Phase-3-Studie SONIA

Sonke GS et al. Primary outcome analysis of the phase 3 SONIA trial (BOOG 2017-03) on selecting the optimal position of cyclin-dependent kinases 4 and 6 (CDK4/6) inhibitors for patients with hormone receptor-positive (HR+), HER2-negative (HER2-) advanced breast cancer (ABC). J Clin Oncol 41, 2023 (suppl 17; abstr LBA1000)

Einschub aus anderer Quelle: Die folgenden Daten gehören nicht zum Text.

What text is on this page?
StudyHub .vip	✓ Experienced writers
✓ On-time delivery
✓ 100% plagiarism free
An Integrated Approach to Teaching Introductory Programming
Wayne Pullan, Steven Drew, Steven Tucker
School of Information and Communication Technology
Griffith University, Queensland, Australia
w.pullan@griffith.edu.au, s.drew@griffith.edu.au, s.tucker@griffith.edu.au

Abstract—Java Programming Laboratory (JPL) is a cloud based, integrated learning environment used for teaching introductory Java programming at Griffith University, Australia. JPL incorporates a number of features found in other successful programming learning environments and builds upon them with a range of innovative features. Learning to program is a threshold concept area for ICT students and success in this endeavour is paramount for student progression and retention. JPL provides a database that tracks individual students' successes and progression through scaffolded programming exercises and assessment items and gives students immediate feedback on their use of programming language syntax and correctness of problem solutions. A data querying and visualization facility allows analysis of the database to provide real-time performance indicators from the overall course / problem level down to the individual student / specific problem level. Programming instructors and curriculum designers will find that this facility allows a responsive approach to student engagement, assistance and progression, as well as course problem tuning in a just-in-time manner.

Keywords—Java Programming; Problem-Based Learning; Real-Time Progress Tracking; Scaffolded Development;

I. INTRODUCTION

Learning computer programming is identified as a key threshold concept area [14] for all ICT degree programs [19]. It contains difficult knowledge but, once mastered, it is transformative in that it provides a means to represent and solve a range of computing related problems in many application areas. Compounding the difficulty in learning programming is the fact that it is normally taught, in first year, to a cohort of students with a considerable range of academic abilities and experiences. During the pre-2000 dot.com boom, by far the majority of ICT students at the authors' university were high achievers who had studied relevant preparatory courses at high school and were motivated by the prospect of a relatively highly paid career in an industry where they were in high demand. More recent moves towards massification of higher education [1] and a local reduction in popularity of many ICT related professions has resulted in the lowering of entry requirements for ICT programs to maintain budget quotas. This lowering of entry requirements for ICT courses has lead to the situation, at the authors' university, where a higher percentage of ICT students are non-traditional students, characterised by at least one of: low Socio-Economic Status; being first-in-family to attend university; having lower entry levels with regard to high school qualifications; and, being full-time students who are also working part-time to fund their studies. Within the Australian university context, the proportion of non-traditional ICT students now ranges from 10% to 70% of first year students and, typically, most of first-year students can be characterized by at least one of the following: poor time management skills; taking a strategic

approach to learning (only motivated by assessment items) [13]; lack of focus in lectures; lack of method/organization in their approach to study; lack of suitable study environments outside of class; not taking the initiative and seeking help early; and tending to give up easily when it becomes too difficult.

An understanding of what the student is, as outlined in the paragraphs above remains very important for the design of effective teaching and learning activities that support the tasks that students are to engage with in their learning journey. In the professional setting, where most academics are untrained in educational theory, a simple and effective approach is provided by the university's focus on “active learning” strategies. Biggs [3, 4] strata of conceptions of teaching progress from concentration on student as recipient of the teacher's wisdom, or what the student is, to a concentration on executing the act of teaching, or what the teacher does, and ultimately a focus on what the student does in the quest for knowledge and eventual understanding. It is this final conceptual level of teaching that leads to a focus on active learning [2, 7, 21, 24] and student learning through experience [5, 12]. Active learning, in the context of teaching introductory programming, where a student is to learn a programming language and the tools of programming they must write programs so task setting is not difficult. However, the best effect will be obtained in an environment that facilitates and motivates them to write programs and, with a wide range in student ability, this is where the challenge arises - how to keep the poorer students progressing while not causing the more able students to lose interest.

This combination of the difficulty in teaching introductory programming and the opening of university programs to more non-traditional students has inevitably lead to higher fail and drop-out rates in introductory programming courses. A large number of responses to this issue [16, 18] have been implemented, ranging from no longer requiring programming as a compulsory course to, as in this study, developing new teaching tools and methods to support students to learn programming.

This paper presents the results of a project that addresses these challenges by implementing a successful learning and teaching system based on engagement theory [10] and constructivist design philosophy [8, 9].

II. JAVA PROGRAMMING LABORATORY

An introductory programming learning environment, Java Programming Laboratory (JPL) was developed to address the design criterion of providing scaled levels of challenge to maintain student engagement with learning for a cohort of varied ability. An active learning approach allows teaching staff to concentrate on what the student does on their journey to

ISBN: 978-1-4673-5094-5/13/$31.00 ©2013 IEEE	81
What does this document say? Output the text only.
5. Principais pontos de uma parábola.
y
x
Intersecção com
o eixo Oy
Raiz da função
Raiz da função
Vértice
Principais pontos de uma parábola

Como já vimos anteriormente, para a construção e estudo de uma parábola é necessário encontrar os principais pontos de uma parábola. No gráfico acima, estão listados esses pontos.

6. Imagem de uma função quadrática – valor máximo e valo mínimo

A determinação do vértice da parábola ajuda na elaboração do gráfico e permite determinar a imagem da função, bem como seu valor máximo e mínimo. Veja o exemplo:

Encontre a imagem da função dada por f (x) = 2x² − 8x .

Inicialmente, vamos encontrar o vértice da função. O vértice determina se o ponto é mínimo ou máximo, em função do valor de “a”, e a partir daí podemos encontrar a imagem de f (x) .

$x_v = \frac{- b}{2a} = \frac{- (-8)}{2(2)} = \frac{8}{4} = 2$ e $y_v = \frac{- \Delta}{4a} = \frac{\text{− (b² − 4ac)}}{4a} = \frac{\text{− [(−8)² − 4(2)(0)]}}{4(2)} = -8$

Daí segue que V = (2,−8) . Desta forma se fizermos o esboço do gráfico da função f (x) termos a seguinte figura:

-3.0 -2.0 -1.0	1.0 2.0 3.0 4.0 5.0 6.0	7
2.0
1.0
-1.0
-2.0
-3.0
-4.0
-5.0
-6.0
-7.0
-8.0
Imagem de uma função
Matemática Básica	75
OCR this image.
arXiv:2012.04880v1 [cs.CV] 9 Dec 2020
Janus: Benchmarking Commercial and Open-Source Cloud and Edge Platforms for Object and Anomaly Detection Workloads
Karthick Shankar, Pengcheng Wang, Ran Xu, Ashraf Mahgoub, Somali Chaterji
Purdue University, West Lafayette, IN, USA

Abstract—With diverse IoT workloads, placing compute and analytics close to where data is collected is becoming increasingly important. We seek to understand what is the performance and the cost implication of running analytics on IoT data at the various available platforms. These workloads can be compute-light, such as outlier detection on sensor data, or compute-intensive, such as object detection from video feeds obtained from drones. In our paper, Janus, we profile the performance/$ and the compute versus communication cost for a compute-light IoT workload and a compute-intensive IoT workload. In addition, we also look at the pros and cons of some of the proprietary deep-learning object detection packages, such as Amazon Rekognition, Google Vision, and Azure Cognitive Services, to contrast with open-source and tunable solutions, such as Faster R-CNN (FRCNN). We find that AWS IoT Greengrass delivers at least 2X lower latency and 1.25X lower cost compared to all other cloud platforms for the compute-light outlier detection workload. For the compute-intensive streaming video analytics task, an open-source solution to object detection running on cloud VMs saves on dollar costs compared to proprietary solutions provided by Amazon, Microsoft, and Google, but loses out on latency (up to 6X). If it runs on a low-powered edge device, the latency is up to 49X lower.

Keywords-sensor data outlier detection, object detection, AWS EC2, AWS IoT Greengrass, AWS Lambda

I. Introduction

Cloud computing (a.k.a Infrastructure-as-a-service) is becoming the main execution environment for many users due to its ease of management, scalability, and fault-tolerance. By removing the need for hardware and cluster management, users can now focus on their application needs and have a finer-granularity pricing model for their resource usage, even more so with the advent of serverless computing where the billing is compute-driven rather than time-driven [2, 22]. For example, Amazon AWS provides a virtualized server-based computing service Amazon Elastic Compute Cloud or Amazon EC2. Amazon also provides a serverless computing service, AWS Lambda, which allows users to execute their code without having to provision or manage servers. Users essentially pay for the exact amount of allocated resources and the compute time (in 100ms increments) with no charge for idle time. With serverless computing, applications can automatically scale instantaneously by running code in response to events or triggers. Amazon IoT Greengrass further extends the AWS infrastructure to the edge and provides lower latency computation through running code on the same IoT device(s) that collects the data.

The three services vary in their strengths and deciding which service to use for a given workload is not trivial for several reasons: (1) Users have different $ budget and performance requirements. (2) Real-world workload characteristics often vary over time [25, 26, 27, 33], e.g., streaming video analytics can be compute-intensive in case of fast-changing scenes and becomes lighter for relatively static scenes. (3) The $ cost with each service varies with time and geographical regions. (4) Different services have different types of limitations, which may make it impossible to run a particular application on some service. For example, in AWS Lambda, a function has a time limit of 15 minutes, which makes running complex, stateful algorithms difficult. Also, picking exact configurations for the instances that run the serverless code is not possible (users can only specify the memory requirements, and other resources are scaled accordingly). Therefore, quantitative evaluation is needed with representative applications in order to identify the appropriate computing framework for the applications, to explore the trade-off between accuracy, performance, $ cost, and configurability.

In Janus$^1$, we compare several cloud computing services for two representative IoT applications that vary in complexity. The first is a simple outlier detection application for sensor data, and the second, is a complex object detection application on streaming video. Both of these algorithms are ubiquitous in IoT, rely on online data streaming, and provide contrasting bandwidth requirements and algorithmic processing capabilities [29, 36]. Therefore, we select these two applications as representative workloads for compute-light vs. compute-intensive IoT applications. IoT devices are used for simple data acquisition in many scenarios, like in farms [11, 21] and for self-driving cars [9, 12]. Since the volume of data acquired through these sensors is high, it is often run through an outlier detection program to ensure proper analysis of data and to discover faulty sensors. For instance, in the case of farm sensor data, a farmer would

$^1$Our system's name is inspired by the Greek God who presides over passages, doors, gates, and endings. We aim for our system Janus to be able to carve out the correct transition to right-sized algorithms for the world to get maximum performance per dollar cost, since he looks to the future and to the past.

Die primäre Ergebnisanalyse der Phase-3-Studie SONIA (BOOG 2017-03) zur Auswahl der optimalen Positionierung von Inhibitoren der Cyclin-abhängigen Kinasen 4 und 6 (CDK4/6) für Patientinnen mit Hormonrezeptor-positivem (HR+), HER2-negativem (HER2-) fortgeschrittenem Brustkrebs (ABC) wurde am ASCO Annual Meeting 2023 präsentiert.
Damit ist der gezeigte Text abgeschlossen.